Ryler shrugged. “The only things I can think of that are impactful enough are Copecki’s death, what we discovered about the Motragi, your pet jungle dragon, and Koni.”

Janus heard the scrabble of claws on the limestone floors and turned to see Fury pulling the stablemaster along, straining against the harness. Janus dropped to one knee and checked the flame dog for damage as she jumped up and tried to lick him. “Is something wrong?” he asked the stablemaster.

“No, Emissary,” the older man said, puzzled. He was a wideset Verazlan in simple leathers, and he handed over the leash. “When the others said you had some sort of fire-breathing lizard with you, I didn’t realize that she was tame, or I would have left her with you from the start.”

Janus frowned, ruffling Fury’s longer and softer neck scales. “What do you mean, tame? We picked her up in the wild.”

The stablemaster made a face. “Not possible, sir.”

“I’m not lying…” Janus said, more amused than upset.

“Look at her jaw, Emissary.
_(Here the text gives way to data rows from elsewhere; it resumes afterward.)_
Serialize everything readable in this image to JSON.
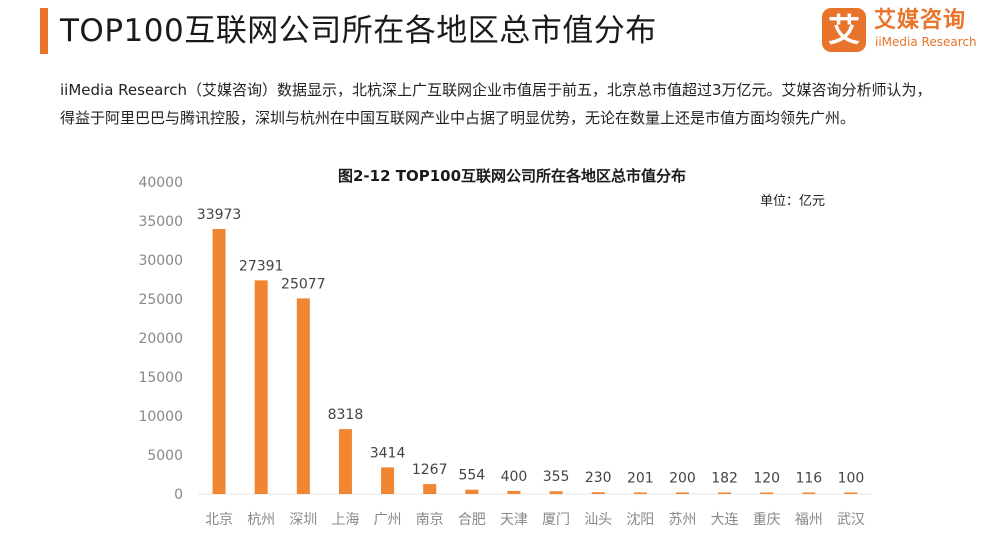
{
  "header": {
    "title": "TOP100互联网公司所在各地区总市值分布"
  },
  "logo": {
    "mark": "艾",
    "name_cn": "艾媒咨询",
    "name_en": "iiMedia Research"
  },
  "description": "iiMedia Research（艾媒咨询）数据显示，北杭深上广互联网企业市值居于前五，北京总市值超过3万亿元。艾媒咨询分析师认为，得益于阿里巴巴与腾讯控股，深圳与杭州在中国互联网产业中占据了明显优势，无论在数量上还是市值方面均领先广州。",
  "colors": {
    "accent": "#e8732a",
    "bar": "#f08532",
    "axis_text": "#888888",
    "label_text": "#444444"
  },
  "chart_data": {
    "type": "bar",
    "title": "图2-12 TOP100互联网公司所在各地区总市值分布",
    "unit": "单位：亿元",
    "categories": [
      "北京",
      "杭州",
      "深圳",
      "上海",
      "广州",
      "南京",
      "合肥",
      "天津",
      "厦门",
      "汕头",
      "沈阳",
      "苏州",
      "大连",
      "重庆",
      "福州",
      "武汉"
    ],
    "values": [
      33973,
      27391,
      25077,
      8318,
      3414,
      1267,
      554,
      400,
      355,
      230,
      201,
      200,
      182,
      120,
      116,
      100
    ],
    "ylim": [
      0,
      40000
    ],
    "yticks": [
      0,
      5000,
      10000,
      15000,
      20000,
      25000,
      30000,
      35000,
      40000
    ],
    "grid": false,
    "legend": "none"
  }
}
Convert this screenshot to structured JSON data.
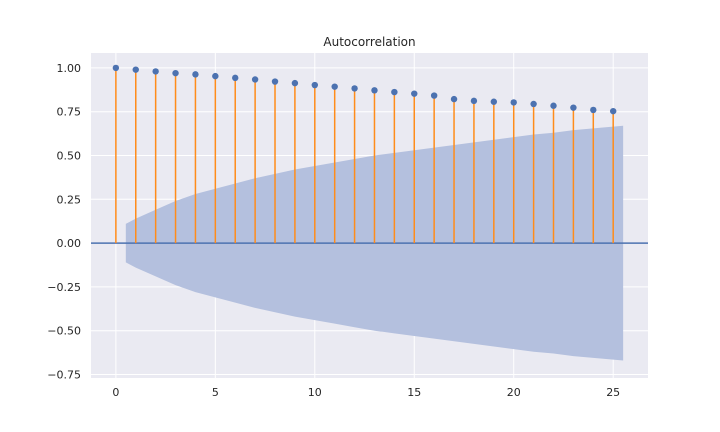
{
  "chart_data": {
    "type": "stem",
    "title": "Autocorrelation",
    "xlabel": "",
    "ylabel": "",
    "xlim": [
      -1.25,
      26.75
    ],
    "ylim": [
      -0.77,
      1.085
    ],
    "x_ticks": [
      0,
      5,
      10,
      15,
      20,
      25
    ],
    "x_tick_labels": [
      "0",
      "5",
      "10",
      "15",
      "20",
      "25"
    ],
    "y_ticks": [
      1.0,
      0.75,
      0.5,
      0.25,
      0.0,
      -0.25,
      -0.5,
      -0.75
    ],
    "y_tick_labels": [
      "1.00",
      "0.75",
      "0.50",
      "0.25",
      "0.00",
      "−0.25",
      "−0.50",
      "−0.75"
    ],
    "grid": true,
    "lags": [
      0,
      1,
      2,
      3,
      4,
      5,
      6,
      7,
      8,
      9,
      10,
      11,
      12,
      13,
      14,
      15,
      16,
      17,
      18,
      19,
      20,
      21,
      22,
      23,
      24,
      25
    ],
    "acf": [
      1.0,
      0.99,
      0.98,
      0.97,
      0.963,
      0.953,
      0.943,
      0.934,
      0.922,
      0.913,
      0.902,
      0.893,
      0.883,
      0.872,
      0.862,
      0.853,
      0.842,
      0.822,
      0.812,
      0.807,
      0.803,
      0.794,
      0.784,
      0.773,
      0.76,
      0.753
    ],
    "confidence_band": {
      "x": [
        0.5,
        1,
        2,
        3,
        4,
        5,
        6,
        7,
        8,
        9,
        10,
        11,
        12,
        13,
        14,
        15,
        16,
        17,
        18,
        19,
        20,
        21,
        22,
        23,
        24,
        25,
        25.5
      ],
      "upper": [
        0.11,
        0.14,
        0.19,
        0.24,
        0.28,
        0.31,
        0.34,
        0.37,
        0.395,
        0.42,
        0.44,
        0.46,
        0.48,
        0.5,
        0.515,
        0.53,
        0.545,
        0.56,
        0.575,
        0.59,
        0.605,
        0.62,
        0.63,
        0.645,
        0.655,
        0.665,
        0.67
      ]
    },
    "colors": {
      "background": "#eaeaf2",
      "grid": "#ffffff",
      "stem": "#ff8c1a",
      "marker": "#4c72b0",
      "zero_line": "#4c72b0",
      "band": "#b4c0de"
    }
  }
}
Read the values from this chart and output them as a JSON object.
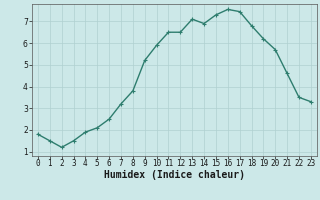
{
  "x": [
    0,
    1,
    2,
    3,
    4,
    5,
    6,
    7,
    8,
    9,
    10,
    11,
    12,
    13,
    14,
    15,
    16,
    17,
    18,
    19,
    20,
    21,
    22,
    23
  ],
  "y": [
    1.8,
    1.5,
    1.2,
    1.5,
    1.9,
    2.1,
    2.5,
    3.2,
    3.8,
    5.2,
    5.9,
    6.5,
    6.5,
    7.1,
    6.9,
    7.3,
    7.55,
    7.45,
    6.8,
    6.2,
    5.7,
    4.6,
    3.5,
    3.3
  ],
  "xlabel": "Humidex (Indice chaleur)",
  "line_color": "#2e7d6e",
  "marker_color": "#2e7d6e",
  "bg_color": "#cce8e8",
  "grid_color": "#b0d0d0",
  "ylim": [
    0.8,
    7.8
  ],
  "xlim": [
    -0.5,
    23.5
  ],
  "yticks": [
    1,
    2,
    3,
    4,
    5,
    6,
    7
  ],
  "xticks": [
    0,
    1,
    2,
    3,
    4,
    5,
    6,
    7,
    8,
    9,
    10,
    11,
    12,
    13,
    14,
    15,
    16,
    17,
    18,
    19,
    20,
    21,
    22,
    23
  ],
  "tick_fontsize": 5.5,
  "xlabel_fontsize": 7,
  "linewidth": 1.0,
  "markersize": 3.0
}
It’s too small, and her head’s too big compared to her body. Heard you worked in the Cofan labs. I’m surprised you didn’t notice.”

Janus looked, and then he saw it. It should have been obvious. The only reason he missed it was that she’d been hiding from him, out in the jungle, and none of the other researchers had recognized her species. “She’s domesticated.”

The stablemaster crossed his arms and nodded. “Bet she took right to you once you gained her trust. And she knew right where you were, even when you were out of sight. I’d guess she was bred for hunting, or maybe for search and rescue.”

Janus smiled sheepishly as Fury leaned against him, her body heat like a little furnace. The biologists in Cofan were going to be so embarrassed, but sometimes it took a fresh set of eyes, someone coming in with no assumptions. It felt strange to be on the other side of it, was all, but he was grateful for the stablemaster’s unexpected perspective. “Thank you,” he said.

“No problem, Emissary,” the stablemaster answered, dipping his head before walking away.

Fury wasn’t a wild animal. She was tech—biological in nature, to be sure, and maybe bred using traditional methods, but tech all the same. Was she the reason their score had been so high to start with? And if so, had her bonding with him somehow undone whatever good she was going to cause?